Post traumatic stress disorder (PTSD) can affect anyone subject to a huge stress, but veterans have it the toughest. More than a quarter of U.S. veterans of recent wars (Iraq and Afghanistan) have been treated by the Veterans Administration (VA) for PTSD. And that doesn’t count the veterans who never were seen in a VA medical center or medical office, or at all.
Wilderness immersion and nature adventure therapy have been identified as helpful to many veterans, in several controlled trials. Nature adventure therapy is a type of rehabilitation, which appears to work in part by desensitization.
With gradual identification of anxiety-producing circumstances, the subject can build self-esteem in that circumstance, and learn to control his or her symptoms.
Horticultural therapy has also been successful in treating PTSD in a 5 week program, and resulted in less depression and stress after the program.
To do: If you have PTSD, or suspect you may, seek help: the VA has a listing of specialized treatment programs https://www.ptsd.va.gov/gethelp/tx_programs.aspfrom around the country.
Reduce your own level of stress by turning off your device, even for five minutes.
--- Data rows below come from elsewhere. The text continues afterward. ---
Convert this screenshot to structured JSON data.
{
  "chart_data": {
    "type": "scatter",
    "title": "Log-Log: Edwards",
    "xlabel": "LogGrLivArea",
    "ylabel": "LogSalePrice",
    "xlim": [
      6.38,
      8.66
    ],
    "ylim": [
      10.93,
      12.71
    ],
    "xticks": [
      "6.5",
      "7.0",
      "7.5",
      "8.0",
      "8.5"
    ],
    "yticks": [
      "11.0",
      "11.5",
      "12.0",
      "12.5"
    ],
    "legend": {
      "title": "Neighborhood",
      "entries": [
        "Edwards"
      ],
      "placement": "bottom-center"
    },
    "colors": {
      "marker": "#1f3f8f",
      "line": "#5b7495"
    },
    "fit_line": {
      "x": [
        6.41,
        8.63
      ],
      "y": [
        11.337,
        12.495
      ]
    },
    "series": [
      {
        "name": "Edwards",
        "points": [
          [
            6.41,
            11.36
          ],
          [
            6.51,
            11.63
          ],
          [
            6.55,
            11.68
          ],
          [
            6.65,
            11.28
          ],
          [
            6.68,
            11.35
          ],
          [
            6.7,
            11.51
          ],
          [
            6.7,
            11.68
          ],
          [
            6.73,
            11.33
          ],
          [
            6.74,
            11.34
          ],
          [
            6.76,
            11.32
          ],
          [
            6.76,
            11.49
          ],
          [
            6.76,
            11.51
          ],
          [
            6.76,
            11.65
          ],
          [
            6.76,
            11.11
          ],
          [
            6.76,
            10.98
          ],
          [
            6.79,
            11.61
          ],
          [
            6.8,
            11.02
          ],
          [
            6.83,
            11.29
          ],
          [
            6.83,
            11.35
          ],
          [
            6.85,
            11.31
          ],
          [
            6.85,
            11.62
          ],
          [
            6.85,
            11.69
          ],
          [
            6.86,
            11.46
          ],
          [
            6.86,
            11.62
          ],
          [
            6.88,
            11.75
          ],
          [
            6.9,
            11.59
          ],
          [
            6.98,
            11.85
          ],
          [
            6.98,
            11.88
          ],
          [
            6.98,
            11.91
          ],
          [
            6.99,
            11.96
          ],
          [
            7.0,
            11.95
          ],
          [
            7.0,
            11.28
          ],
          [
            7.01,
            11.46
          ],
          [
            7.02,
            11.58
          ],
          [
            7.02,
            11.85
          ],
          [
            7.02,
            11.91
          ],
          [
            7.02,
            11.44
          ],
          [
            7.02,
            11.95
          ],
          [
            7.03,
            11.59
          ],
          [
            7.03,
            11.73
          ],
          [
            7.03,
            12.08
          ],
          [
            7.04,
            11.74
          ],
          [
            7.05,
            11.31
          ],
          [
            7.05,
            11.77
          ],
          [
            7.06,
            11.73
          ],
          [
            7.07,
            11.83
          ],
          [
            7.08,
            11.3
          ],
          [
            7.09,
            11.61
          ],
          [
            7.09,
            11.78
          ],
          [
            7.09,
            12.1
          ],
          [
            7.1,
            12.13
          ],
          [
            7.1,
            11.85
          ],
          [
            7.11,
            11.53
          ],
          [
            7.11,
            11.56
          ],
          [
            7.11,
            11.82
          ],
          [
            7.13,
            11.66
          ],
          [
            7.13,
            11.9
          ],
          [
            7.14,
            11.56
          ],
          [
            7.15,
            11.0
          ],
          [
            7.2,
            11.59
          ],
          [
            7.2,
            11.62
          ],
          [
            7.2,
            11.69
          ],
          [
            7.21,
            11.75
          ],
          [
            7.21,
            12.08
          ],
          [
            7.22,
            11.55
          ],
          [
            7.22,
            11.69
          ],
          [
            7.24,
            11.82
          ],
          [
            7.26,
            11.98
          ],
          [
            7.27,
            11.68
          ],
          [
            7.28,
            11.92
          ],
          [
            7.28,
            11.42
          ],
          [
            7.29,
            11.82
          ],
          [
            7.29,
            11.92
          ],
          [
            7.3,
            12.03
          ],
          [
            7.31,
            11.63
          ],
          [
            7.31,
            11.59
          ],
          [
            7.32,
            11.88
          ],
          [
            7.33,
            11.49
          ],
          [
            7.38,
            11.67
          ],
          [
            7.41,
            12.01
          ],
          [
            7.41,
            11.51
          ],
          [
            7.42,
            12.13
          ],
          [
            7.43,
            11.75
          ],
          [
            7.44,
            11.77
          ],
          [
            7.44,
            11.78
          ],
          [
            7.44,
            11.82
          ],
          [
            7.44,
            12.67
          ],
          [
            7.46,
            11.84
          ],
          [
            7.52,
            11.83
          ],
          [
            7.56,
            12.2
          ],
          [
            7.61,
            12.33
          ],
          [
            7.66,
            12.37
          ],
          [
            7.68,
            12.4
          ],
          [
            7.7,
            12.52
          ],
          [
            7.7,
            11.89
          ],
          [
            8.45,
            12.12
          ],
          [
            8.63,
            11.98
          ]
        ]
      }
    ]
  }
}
Find a wooded area and comfortable spot to sit. Have a therapeutic intent to connect with nature. Don’t hurry.
Tune into the sounds first: hear the closest sound, and then the furthest. Use your other senses: watch the birds, feel the leaves, taste the breeze and safe plants you know.
Nature therapy is a form of EcoMedicine, an emerging field of modern medicine based of ancient wisdom of nature therapies as healing tools. nature can heal what ails us as specifically and prescriptively as medication can and that the wellbeing of our planet and or our bodies are two sides of the same coin.